RealTime IT News

Outpost.com Feels the Chill

Kent, CT-based online computer goods retailer Cyberian Outpost Inc. said that its results for the fourth quarter ending Feb. 28 will be below analysts' estimates, coming in at a loss of 31 to 34 cents per share. Analysts had expected a loss of 16 cents a share.

However, Outpost.com said that its fourth quarter revenue will be between $118 million and $120 million, a growth rate of approximately 55 percent over the $76 million in net revenue for the same period last year, but again, less than analysts' estimates.

The company, which has never had a profitable quarter since going public, said that its fiscal 2001 loss is estimated to be between $1 to $1.03 per share, approximately a 33 percent improvement over the previous year's loss of $1.52 per share. However, analysts had expected a loss of 81 cents for the year.

Outpost stock closed yesterday at $1.50 and was down 37 cents in early trading after the announcement today; at one time it went for as much as $33 a share.

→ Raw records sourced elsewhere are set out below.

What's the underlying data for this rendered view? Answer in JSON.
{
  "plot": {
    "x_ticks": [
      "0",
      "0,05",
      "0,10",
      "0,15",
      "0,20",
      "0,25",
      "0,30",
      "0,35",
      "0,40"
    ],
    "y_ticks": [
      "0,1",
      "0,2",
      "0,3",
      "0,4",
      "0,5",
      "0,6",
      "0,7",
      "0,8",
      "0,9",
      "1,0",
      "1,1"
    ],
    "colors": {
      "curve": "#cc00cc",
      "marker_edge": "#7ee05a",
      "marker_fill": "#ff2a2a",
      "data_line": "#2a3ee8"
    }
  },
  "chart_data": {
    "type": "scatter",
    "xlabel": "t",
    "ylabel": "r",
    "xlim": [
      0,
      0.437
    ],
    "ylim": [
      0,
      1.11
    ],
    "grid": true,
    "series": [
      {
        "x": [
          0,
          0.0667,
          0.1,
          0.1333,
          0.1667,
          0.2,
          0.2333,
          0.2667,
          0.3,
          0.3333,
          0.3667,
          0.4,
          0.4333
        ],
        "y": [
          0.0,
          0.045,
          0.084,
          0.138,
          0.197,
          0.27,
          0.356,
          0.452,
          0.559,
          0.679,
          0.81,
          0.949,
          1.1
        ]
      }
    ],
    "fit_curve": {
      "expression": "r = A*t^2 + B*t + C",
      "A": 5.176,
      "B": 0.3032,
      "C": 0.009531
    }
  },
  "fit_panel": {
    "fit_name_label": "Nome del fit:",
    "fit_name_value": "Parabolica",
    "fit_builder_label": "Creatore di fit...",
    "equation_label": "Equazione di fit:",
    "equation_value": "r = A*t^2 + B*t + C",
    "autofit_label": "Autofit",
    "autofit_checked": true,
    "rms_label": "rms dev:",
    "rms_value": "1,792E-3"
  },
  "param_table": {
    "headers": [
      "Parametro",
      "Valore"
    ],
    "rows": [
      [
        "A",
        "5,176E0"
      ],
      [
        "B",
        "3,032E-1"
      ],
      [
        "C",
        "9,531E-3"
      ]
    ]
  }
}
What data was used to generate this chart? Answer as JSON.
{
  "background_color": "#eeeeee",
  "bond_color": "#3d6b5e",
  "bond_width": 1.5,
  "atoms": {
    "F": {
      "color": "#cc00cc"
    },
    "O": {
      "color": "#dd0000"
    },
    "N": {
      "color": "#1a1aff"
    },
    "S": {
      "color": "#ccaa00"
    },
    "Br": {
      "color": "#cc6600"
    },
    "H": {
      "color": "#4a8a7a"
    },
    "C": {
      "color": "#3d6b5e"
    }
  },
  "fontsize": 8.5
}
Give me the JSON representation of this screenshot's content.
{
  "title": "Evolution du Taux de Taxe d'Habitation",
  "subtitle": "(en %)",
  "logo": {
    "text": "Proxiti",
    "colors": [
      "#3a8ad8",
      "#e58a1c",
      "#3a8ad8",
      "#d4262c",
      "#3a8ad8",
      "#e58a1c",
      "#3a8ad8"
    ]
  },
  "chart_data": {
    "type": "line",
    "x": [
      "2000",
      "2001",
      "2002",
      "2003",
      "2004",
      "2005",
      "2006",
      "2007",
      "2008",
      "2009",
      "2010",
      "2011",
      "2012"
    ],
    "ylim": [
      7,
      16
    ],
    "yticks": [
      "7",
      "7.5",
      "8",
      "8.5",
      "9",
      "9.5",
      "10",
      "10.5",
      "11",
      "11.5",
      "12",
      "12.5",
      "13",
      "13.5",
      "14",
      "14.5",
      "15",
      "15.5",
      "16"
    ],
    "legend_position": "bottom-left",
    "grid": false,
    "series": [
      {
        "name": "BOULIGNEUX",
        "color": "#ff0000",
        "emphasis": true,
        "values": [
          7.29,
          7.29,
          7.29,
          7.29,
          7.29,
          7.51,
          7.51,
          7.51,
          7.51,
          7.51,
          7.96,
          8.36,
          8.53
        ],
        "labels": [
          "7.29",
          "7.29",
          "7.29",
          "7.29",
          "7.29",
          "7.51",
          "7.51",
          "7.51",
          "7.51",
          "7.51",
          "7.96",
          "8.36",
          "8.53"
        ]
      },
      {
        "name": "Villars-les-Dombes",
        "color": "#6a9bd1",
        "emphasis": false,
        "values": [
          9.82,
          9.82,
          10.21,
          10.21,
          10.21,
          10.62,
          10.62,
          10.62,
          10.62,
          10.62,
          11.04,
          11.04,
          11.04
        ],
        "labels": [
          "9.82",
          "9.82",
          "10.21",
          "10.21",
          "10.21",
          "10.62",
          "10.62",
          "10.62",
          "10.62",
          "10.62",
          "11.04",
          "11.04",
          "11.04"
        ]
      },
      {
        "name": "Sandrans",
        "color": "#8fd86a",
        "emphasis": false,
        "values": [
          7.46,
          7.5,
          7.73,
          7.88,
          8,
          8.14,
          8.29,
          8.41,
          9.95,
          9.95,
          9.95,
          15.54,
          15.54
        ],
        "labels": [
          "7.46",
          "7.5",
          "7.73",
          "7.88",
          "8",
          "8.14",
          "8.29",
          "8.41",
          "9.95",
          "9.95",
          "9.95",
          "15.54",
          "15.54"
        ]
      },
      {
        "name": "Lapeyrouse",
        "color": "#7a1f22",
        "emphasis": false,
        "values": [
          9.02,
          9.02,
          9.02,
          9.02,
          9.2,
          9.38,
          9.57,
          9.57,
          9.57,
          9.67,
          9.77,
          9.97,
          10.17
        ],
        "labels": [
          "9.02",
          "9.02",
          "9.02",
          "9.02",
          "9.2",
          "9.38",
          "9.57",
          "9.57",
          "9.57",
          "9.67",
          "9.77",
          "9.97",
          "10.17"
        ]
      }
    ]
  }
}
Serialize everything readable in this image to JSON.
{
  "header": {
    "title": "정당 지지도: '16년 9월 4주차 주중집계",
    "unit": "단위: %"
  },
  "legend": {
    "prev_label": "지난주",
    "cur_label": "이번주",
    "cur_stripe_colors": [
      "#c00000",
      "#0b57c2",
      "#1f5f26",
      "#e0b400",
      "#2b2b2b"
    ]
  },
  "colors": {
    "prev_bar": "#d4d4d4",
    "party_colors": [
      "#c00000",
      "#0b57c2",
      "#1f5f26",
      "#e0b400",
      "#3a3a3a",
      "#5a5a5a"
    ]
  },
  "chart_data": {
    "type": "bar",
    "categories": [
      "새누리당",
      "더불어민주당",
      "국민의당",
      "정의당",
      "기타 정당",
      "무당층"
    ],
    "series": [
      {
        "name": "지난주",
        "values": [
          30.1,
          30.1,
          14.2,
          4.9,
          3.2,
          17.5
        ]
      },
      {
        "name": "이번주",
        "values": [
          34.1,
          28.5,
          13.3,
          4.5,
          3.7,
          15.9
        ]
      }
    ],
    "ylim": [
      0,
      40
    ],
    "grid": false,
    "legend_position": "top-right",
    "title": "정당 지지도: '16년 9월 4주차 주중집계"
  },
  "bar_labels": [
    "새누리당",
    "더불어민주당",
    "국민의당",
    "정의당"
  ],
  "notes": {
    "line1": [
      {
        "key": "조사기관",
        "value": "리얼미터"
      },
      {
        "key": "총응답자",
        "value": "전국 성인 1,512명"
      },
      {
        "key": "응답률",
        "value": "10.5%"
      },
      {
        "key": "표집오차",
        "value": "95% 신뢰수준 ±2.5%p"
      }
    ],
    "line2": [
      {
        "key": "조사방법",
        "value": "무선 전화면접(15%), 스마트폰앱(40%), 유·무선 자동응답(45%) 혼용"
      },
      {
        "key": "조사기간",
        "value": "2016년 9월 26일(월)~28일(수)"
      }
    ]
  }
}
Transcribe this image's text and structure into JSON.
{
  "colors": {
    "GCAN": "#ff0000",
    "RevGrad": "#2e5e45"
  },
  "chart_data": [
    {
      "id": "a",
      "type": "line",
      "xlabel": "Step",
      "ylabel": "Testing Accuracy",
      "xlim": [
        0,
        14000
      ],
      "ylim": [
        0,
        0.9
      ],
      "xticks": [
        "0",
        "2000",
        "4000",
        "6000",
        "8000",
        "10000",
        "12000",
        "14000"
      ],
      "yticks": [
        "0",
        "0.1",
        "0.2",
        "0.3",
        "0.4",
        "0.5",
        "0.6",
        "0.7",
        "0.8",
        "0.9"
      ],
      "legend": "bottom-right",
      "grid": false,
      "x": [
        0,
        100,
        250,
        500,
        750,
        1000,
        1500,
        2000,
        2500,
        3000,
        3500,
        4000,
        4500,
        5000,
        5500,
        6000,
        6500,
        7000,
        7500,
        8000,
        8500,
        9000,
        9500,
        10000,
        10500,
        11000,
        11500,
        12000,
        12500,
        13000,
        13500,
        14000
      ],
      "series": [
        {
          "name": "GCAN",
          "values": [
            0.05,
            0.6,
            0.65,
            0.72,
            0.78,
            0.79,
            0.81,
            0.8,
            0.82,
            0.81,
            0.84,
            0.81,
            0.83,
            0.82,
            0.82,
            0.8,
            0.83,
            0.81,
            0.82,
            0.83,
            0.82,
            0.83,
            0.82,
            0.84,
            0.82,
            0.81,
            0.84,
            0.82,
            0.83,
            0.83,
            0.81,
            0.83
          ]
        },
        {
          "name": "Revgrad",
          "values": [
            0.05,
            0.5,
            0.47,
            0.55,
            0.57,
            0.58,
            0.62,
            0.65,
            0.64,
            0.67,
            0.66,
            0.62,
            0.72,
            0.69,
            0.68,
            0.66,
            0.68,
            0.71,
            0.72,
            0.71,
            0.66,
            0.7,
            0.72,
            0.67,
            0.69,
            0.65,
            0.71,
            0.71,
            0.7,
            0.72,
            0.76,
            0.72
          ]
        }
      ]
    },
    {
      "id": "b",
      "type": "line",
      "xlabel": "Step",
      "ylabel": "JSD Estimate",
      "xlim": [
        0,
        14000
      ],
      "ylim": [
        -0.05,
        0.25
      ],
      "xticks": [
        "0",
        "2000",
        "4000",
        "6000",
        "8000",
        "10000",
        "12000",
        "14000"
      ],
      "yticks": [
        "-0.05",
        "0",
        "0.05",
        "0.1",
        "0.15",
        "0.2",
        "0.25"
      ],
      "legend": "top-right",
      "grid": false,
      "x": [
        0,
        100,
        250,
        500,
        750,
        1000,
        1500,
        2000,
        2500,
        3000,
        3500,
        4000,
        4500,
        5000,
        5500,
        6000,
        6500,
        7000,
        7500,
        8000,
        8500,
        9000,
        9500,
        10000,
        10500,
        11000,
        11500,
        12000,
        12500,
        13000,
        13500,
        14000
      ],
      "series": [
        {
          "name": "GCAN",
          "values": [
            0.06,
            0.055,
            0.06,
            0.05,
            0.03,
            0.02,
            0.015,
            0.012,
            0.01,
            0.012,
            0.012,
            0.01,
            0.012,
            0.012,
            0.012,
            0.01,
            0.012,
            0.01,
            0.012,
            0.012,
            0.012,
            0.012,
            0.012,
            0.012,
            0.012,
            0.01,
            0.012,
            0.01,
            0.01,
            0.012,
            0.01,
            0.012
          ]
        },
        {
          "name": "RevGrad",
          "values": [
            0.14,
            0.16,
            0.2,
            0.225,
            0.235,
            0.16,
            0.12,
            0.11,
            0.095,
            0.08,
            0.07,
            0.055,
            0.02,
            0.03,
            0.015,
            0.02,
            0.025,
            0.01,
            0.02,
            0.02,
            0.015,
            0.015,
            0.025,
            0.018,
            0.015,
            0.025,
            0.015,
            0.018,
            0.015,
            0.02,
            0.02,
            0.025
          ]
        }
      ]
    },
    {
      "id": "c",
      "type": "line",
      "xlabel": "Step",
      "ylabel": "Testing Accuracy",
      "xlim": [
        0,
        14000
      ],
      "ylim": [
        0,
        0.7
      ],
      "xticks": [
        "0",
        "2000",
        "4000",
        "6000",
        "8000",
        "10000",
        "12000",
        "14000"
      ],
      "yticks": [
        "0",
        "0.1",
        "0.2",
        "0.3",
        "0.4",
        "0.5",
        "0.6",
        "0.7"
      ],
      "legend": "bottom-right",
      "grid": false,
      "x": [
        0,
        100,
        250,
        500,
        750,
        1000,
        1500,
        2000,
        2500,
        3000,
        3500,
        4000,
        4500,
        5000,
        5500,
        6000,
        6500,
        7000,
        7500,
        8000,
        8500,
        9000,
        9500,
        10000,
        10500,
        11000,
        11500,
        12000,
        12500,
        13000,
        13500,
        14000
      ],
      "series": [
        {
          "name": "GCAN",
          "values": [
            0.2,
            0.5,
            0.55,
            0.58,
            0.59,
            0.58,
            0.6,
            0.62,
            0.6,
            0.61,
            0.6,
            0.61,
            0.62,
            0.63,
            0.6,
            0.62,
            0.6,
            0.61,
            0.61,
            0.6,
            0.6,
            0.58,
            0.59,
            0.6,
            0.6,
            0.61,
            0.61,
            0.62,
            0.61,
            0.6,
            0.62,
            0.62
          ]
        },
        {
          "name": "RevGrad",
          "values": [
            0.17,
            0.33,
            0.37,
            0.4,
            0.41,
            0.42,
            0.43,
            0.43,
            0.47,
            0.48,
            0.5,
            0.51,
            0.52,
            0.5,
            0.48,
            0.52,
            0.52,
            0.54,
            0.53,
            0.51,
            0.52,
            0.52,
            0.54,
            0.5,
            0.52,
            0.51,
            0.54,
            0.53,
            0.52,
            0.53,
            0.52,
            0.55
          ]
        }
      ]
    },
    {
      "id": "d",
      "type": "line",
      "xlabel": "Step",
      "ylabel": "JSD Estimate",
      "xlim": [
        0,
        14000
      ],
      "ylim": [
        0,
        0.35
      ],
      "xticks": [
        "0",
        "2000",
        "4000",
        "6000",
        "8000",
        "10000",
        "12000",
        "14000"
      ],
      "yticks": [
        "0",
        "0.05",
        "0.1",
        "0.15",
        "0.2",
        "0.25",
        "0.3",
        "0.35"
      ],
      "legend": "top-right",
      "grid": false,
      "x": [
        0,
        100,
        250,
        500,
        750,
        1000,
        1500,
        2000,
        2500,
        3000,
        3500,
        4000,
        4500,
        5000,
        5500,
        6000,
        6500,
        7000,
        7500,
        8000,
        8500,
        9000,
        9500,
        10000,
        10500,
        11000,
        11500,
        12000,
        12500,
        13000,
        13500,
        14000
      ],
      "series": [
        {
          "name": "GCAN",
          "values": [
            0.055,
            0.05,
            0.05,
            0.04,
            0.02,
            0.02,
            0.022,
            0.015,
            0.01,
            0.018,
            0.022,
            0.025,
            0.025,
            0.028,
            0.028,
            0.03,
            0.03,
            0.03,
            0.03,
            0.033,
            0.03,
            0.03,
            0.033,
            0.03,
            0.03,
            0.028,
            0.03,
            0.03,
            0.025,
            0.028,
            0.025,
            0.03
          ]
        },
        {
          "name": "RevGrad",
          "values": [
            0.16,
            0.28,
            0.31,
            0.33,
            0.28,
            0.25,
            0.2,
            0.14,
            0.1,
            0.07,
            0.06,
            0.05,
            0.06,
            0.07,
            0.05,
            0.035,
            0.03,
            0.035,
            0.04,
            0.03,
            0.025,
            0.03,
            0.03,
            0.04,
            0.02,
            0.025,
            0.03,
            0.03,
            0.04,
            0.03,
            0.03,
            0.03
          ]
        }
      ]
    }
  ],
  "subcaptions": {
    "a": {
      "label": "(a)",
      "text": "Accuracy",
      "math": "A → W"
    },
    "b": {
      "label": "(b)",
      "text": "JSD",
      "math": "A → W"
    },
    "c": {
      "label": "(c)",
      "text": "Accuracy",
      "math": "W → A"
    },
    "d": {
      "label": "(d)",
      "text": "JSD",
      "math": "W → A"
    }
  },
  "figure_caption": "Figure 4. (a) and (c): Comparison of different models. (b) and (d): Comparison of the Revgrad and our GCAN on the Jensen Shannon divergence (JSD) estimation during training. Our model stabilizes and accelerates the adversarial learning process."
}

"While December and January posed some significant challenges, many of our core metrics remained strong and we are pleased with our February-to-date results," said Kate Vick, Outpost president and CEO. "During the quarter, we expect to add approximately 280,000 new customers and our repeat revenue remained very strong. With February's significant average order value improvement and revenue from shipping, our net margin contribution per order improved substantially."

Vick said that "we remain comfortable that we can achieve quarterly profitability by FY 2002 year-end."

Outpost.com said that based on its current assessment of computer industry and overall economic conditions, it expects total fiscal year sales to reach approximately $500 million.

The company also said that a recent shipping policy change, instituted on Feb. 1, has resulted in "an immediate significant increase in average order value and simultaneously eliminated a large number of small unprofitable orders."

The company began charging for shipping on orders under $100, a spokesman told internetnews.com. Free shipping remains in effect for larger orders.

The policy change was instituted as part of Outpost.com's overall profitability plan and was in response to negative operating trends that developed in December and January. While consumer demand and customer acquisition trends remained strong, Outpost.com said its December and January average order value decreased to $200 primarily due to softening demand for computers. This decrease, coupled with fuel surcharges on shipping fees, increased fulfillment costs significantly.

As a direct effect of the shipping policy change, the average order value has increased to over $280 and gross margin has improved significantly, the company said.